Complete the following in task1_2d_flow_matching/:
fm.py:
- ✏️
FMScheduler.compute_psi_t()- Conditional flow ψ_t(x|x_1) - ✏️
FMScheduler.step()- Euler ODE solver - ✏️
FlowMatching.get_loss()- CFM training objective - ✏️
FlowMatching.sample()- Sampling with CFG support
network.py:
- ✏️
SimpleNet- MLP velocity network (reuse from Assignment 1)
jupyter notebook task1_2d_flow_matching/fm_tutorial.ipynbThe notebook trains the model and visualizes flow trajectories on the Swiss-roll dataset.
- Visualizations of learned trajectories
- Chamfer Distance metrics
| Chamfer Distance | Points |
|---|---|
| < 40 | 20 pts |
| 40 ≤ CD < 60 | 10 pts |
| ≥ 60 | 0 pts |
Objective: Implement Flow Matching for conditional image generation on AFHQ dataset.
Complete the following in image_common/fm.py (same TODOs as Task 1, adapted for images):
- ✏️
FMScheduler.compute_psi_t()- Conditional flow for images - ✏️
FMScheduler.step()- Euler ODE solver - ✏️
FlowMatching.get_loss()- CFM training loss - ✏️
FlowMatching.sample()- Sampling with Classifier-Free Guidance
Step 1: Download Dataset
python -m image_common.datasetStep 2: Train Flow Matching Model
python -m task2_image_flow_matching.train --use_cfgTraining Configuration:
- Batch size: 16
- Training steps: 100,000
- Learning rate: 2e-4 (with warmup: 200 steps)
- CFG dropout: 0.1
Step 3: Generate Samples
python -m image_common.sampling \
--use_cfg \
--ckpt_path ${CKPT_PATH} \
--save_dir ${SAVE_DIR} \
--num_inference_steps 20Step 4: Evaluate FID
python -m fid.measure_fid data/afhq/eval ${SAVE_DIR}- Training loss curves
- FID scores with varying CFG scales (e.g., 1.0, 3.0, 7.5)

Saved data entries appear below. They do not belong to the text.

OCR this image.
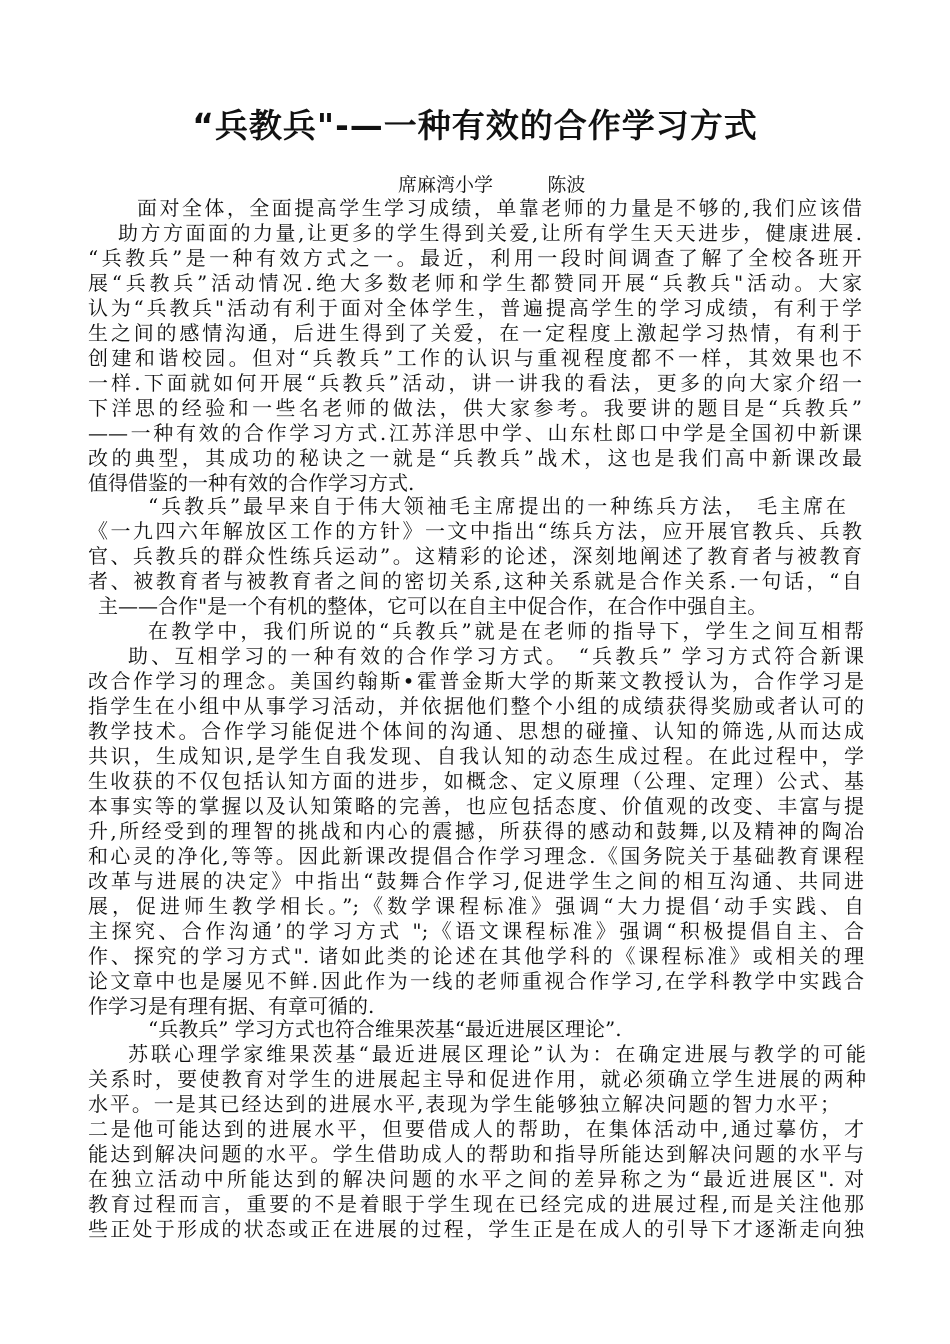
“兵教兵"-—一种有效的合作学习方式
席麻湾小学         陈波
面对全体，全面提高学生学习成绩，单靠老师的力量是不够的,我们应该借
助方方面面的力量,让更多的学生得到关爱,让所有学生天天进步，健康进展.
“兵教兵”是一种有效方式之一。最近，利用一段时间调查了解了全校各班开
展“兵教兵”活动情况.绝大多数老师和学生都赞同开展“兵教兵"活动。大家
认为“兵教兵"活动有利于面对全体学生，普遍提高学生的学习成绩，有利于学
生之间的感情沟通，后进生得到了关爱，在一定程度上激起学习热情，有利于
创建和谐校园。但对“兵教兵”工作的认识与重视程度都不一样，其效果也不
一样.下面就如何开展“兵教兵”活动，讲一讲我的看法，更多的向大家介绍一
下洋思的经验和一些名老师的做法，供大家参考。我要讲的题目是“兵教兵”
——一种有效的合作学习方式.江苏洋思中学、山东杜郎口中学是全国初中新课
改的典型，其成功的秘诀之一就是“兵教兵”战术，这也是我们高中新课改最
值得借鉴的一种有效的合作学习方式.
“兵教兵”最早来自于伟大领袖毛主席提出的一种练兵方法， 毛主席在
《一九四六年解放区工作的方针》一文中指出“练兵方法，应开展官教兵、兵教
官、兵教兵的群众性练兵运动”。这精彩的论述，深刻地阐述了教育者与被教育
者、被教育者与被教育者之间的密切关系,这种关系就是合作关系.一句话，“自
主——合作"是一个有机的整体，它可以在自主中促合作，在合作中强自主。
在教学中，我们所说的“兵教兵”就是在老师的指导下，学生之间互相帮
助、互相学习的一种有效的合作学习方式。 “兵教兵” 学习方式符合新课
改合作学习的理念。美国约翰斯•霍普金斯大学的斯莱文教授认为，合作学习是
指学生在小组中从事学习活动，并依据他们整个小组的成绩获得奖励或者认可的
教学技术。合作学习能促进个体间的沟通、思想的碰撞、认知的筛选,从而达成
共识，生成知识,是学生自我发现、自我认知的动态生成过程。在此过程中，学
生收获的不仅包括认知方面的进步，如概念、定义原理（公理、定理）公式、基
本事实等的掌握以及认知策略的完善，也应包括态度、价值观的改变、丰富与提
升,所经受到的理智的挑战和内心的震撼，所获得的感动和鼓舞,以及精神的陶冶
和心灵的净化,等等。因此新课改提倡合作学习理念.《国务院关于基础教育课程
改革与进展的决定》中指出“鼓舞合作学习,促进学生之间的相互沟通、共同进
展，促进师生教学相长。”;《数学课程标准》强调“大力提倡‘动手实践、自
主探究、合作沟通’的学习方式 ";《语文课程标准》强调“积极提倡自主、合
作、探究的学习方式". 诸如此类的论述在其他学科的《课程标准》或相关的理
论文章中也是屡见不鲜.因此作为一线的老师重视合作学习,在学科教学中实践合
作学习是有理有据、有章可循的.
“兵教兵” 学习方式也符合维果茨基“最近进展区理论”.
苏联心理学家维果茨基“最近进展区理论”认为：在确定进展与教学的可能
关系时，要使教育对学生的进展起主导和促进作用，就必须确立学生进展的两种
水平。一是其已经达到的进展水平,表现为学生能够独立解决问题的智力水平；
二是他可能达到的进展水平，但要借成人的帮助，在集体活动中,通过摹仿，才
能达到解决问题的水平。学生借助成人的帮助和指导所能达到解决问题的水平与
在独立活动中所能达到的解决问题的水平之间的差异称之为“最近进展区". 对
教育过程而言，重要的不是着眼于学生现在已经完成的进展过程,而是关注他那
些正处于形成的状态或正在进展的过程，学生正是在成人的引导下才逐渐走向独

- Comparison across inference steps (10, 20, 50)
- Sample visualizations
| FID Score (CFG=7.5) | Points |
|---|---|
| < 30 | 25 pts |
| 30 ≤ FID < 50 | 15 pts |
| ≥ 50 | 0 pts |
Objective: Straighten generation trajectories through reflow procedure to enable faster sampling.
Complete the following in task3_rectified_flow/generate_reflow_data.py:
- ✏️ Generate synthetic (x_0, x_1) pairs by following the ODE trajectory of the Task 2 model
Step 1: Generate Reflow Dataset
Create synthetic training pairs using your Task 2 model:
python -m task3_rectified_flow.generate_reflow_data \
--ckpt_path ${TASK2_CKPT_PATH} \
--num_samples 50000 \
--save_dir data/afhq_reflow \
--use_cfg \
--num_inference_steps 20Step 2: Train Rectified Flow Model
Train on synthetic pairs (same architecture/hyperparameters as Task 2):
python -m task3_rectified_flow.train_rectified \
--reflow_data_path data/afhq_reflow \
--use_cfg \
--reflow_iteration 1Training Configuration: Same as Task 2
Step 3: Generate with Fewer Steps
Test with reduced sampling steps:
# 5 steps
python -m image_common.sampling \
--use_cfg \
--ckpt_path ${RECTIFIED_CKPT_PATH} \
--save_dir results/rectified_5steps \
--num_inference_steps 5
# 10 steps
python -m image_common.sampling \
--use_cfg \
--ckpt_path ${RECTIFIED_CKPT_PATH} \
--save_dir results/rectified_10steps \
--num_inference_steps 10Step 4: Evaluate FID
python -m fid.measure_fid data/afhq/eval results/rectified_5steps
python -m fid.measure_fid data/afhq/eval results/rectified_10steps- FID scores at different inference steps (5, 10, 20)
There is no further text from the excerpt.